Bölüm 13
24 Temmuz. Bu sabah kalktığımızda kendimizi harika
hissediyorduk. Hem gücümüz, hem de moralimiz yerine
gelmişti. Durumumuz hâlâ tehlikeliydi. Karadan çok uzakta
olduğumuz kesindi. Yiyecek stoğumuz çok idareli kullansak
bile, en fazla on beş gün yeterdi. Suyumuz yok denecek kadar
azdı. Rüzgarların ve dalgaların insafına kalmış halde, denizde
başıboş sürükleniyorduk. Gemi bir harabeye dönmüştü.
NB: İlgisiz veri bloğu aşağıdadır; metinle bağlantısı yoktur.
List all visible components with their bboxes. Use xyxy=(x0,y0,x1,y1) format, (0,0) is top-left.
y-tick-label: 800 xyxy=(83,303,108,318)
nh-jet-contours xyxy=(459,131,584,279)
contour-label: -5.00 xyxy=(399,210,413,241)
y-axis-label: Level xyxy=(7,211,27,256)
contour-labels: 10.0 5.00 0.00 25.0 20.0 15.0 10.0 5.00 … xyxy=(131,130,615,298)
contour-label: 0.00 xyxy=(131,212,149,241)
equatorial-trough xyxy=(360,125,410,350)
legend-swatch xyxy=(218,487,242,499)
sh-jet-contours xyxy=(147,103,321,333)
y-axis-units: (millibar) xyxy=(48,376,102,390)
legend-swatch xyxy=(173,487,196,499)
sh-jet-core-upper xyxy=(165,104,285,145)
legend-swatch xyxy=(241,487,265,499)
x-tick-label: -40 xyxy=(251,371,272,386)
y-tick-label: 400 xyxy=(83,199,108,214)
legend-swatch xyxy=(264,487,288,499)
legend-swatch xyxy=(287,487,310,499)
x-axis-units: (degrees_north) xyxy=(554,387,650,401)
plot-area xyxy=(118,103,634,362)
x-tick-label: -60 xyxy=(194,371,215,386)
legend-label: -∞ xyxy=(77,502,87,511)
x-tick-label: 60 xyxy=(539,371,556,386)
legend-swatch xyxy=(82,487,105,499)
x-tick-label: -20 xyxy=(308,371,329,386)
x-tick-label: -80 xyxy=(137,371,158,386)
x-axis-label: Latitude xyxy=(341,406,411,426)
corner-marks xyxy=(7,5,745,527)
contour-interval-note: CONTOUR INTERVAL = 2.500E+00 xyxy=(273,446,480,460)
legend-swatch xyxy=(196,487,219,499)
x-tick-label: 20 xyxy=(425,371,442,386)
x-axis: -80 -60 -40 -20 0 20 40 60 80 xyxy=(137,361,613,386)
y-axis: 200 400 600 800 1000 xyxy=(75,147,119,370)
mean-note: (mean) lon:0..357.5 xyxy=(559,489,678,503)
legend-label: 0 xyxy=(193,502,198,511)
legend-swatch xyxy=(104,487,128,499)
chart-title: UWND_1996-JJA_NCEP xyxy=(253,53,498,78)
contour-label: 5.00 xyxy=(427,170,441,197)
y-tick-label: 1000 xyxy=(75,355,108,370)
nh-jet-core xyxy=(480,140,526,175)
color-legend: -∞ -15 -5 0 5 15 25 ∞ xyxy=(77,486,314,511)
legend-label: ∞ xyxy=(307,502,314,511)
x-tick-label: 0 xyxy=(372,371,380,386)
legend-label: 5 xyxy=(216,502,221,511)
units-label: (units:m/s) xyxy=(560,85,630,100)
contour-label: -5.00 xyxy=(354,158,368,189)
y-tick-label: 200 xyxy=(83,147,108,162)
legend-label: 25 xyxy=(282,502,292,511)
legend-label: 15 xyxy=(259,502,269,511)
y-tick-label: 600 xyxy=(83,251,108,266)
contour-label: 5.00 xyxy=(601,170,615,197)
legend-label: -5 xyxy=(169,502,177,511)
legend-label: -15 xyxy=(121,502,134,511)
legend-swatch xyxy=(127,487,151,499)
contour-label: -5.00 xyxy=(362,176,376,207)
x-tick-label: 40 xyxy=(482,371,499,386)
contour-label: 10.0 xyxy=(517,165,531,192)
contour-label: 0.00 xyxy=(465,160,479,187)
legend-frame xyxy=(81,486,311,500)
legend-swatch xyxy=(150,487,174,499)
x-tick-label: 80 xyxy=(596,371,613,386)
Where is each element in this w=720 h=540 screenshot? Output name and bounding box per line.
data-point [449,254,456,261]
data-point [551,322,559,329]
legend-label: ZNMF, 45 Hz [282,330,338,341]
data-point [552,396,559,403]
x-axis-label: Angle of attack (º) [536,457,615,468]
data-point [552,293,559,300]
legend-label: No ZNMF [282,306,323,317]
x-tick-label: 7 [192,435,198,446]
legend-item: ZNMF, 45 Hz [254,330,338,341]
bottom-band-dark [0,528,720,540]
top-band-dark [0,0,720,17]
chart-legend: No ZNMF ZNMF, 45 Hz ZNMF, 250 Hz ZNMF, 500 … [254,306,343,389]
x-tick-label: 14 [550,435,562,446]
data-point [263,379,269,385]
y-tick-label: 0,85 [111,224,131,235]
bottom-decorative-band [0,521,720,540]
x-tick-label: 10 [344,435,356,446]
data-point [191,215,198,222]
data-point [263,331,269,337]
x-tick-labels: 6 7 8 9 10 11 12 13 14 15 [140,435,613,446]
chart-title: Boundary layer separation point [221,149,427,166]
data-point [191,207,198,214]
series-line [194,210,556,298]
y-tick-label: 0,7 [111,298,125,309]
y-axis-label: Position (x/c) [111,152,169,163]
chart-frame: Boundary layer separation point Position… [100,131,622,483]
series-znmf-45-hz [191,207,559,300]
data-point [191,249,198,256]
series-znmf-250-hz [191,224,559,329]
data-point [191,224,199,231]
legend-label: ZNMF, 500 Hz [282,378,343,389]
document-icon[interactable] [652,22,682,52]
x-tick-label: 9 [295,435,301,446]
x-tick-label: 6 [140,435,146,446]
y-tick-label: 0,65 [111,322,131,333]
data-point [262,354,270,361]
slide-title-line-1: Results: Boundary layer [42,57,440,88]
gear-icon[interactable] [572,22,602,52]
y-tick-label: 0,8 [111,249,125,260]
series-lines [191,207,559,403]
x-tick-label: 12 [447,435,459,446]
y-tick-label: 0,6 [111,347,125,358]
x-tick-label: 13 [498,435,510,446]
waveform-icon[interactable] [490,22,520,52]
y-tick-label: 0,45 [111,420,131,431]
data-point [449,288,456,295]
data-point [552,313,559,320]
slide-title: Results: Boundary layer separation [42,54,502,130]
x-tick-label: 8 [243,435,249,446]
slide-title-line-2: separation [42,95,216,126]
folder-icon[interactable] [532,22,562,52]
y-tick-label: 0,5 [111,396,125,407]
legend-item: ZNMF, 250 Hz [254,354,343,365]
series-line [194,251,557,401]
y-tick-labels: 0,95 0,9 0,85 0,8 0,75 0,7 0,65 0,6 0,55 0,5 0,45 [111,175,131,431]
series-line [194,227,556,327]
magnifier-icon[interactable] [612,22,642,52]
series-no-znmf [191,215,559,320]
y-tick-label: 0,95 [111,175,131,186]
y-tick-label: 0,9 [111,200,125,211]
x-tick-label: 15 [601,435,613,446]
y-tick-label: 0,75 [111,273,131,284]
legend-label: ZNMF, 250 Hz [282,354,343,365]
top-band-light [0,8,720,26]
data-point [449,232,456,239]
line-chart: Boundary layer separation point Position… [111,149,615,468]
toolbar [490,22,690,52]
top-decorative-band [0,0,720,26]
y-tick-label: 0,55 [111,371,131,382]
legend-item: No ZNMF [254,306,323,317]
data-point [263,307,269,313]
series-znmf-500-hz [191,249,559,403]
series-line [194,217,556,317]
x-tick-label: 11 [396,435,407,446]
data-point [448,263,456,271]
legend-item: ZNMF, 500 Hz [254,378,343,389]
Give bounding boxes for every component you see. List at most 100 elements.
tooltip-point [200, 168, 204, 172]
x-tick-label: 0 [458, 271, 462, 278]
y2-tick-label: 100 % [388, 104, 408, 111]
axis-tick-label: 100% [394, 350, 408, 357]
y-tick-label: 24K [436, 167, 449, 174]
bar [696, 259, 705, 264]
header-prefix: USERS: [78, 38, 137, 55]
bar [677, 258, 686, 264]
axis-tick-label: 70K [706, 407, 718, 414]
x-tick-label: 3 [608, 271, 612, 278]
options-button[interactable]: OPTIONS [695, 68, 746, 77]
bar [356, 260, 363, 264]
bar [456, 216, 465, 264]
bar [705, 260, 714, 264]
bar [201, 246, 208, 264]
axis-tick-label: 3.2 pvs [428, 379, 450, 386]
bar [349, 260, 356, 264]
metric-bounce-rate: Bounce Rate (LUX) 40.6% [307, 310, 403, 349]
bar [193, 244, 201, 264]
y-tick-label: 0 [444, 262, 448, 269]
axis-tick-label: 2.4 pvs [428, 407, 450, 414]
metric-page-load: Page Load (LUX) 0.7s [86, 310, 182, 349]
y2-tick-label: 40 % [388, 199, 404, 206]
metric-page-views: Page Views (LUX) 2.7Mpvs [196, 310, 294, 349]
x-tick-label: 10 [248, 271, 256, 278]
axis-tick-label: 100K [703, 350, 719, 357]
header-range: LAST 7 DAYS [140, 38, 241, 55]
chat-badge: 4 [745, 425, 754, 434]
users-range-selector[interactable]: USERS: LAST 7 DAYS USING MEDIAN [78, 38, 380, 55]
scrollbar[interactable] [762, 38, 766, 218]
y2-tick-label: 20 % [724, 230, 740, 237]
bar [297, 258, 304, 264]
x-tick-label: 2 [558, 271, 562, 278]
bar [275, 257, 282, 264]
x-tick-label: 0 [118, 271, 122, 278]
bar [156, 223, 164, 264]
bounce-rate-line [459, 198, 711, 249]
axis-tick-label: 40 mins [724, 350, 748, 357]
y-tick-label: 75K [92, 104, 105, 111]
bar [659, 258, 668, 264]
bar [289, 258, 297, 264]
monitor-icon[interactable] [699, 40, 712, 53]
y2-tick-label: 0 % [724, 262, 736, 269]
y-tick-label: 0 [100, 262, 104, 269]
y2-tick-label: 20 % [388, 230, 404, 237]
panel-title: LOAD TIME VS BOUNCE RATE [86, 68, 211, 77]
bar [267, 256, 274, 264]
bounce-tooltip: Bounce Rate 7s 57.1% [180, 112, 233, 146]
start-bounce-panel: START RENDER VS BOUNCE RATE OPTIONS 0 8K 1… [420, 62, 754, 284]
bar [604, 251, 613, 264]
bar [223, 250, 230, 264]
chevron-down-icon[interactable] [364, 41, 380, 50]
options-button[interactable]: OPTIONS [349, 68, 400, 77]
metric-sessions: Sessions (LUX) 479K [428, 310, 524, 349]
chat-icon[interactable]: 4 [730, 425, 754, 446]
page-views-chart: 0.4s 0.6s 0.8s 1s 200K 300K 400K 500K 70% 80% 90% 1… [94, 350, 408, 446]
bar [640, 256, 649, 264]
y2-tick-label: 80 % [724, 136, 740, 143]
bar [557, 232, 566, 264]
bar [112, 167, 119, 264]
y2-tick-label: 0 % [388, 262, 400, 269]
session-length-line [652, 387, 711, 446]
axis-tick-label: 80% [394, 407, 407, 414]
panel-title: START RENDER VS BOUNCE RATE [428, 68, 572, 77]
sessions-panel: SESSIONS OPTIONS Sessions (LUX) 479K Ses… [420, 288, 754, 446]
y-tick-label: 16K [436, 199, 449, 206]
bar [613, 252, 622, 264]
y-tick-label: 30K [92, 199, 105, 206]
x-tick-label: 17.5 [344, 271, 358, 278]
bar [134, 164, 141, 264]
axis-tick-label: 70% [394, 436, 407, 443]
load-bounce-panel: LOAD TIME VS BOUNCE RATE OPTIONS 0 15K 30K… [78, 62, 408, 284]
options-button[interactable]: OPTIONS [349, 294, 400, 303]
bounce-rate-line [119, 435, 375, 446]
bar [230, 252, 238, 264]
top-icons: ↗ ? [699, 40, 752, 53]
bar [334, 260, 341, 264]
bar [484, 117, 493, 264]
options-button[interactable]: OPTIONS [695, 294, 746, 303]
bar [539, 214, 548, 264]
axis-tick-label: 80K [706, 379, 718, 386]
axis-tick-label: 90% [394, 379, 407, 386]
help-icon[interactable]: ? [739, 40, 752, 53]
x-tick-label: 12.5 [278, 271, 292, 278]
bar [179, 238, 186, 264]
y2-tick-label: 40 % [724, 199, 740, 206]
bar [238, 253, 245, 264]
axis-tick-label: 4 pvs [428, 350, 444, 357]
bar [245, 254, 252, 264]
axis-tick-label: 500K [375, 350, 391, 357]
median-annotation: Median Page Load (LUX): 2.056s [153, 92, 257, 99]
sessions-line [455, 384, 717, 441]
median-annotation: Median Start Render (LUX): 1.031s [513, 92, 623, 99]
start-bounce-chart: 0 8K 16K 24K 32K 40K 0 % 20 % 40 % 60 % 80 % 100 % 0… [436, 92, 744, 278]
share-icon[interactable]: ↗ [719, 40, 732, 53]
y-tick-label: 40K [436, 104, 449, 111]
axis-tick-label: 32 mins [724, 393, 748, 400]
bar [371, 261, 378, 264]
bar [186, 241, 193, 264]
Ama
yine de mutluyduk -çünkü son günlerde yaşadığımız bütün o
korkunç felaketlerden ve tehlikelerden kurtulduktan sonra,
bunlar bize önemsiz geliyordu, iyi ve kötü; böylesine
görecelidir işte.
Şafakta, tam yeni bir şeyler aramak için tekrar depoya
inecektik ki, hafif bir yağmur yağmaya ve şimşekler çakmaya
başlayınca, dikkatimizi su toplamaya yönelttik. Bu iş için yine
daha önceki çarşafı kullandık. Yağmur suyu toplamak için,
çarşafı açıp ortasına pruva zinciri levhalarından birini
koymaktan başka çaremiz yoktu. Böylece ortada toplanan
suyu sürahiye döküyorduk. Sürahiyi bu şekilde neredeyse
tamamen doldurmuştuk ki, ansızın kuzeyden esmeye başlayan
bir bora yüzünden bu işi bırakmak zorunda kaldık. Çünkü
gemi öyle şiddetli sallanmaya başlamıştı ki, ayakta duramaz
olmuştuk. Hemen ön tarafa gidip kendimizi önceki gibi
ırgatın kalıntılarına sıkıca bağladık ve fırtınayı şaşırtıcı bir
soğukkanlılıkla beklemeye başladık. Rüzgar öğleyin iyice
şiddetlendi. Akşamleyin ise neredeyse bir fırtınaya dönüştü,
Deniz de iyice dalgalı bir hal almıştı. Ama neyse ki, artık
kendimizi
nasıl
bağlamamız
gerektiği
konusunda
tecrübeliydik. Bu yüzden o korkunç geceyi göreceli bir
güvenlik içinde geçirdik, her ne kadar sürekli ıslansak ve her
an denize düşme korkusu içinde yaşasak da. Neyse ki, hava
çok sıcak olduğundan, sular bizi serinletiyordu.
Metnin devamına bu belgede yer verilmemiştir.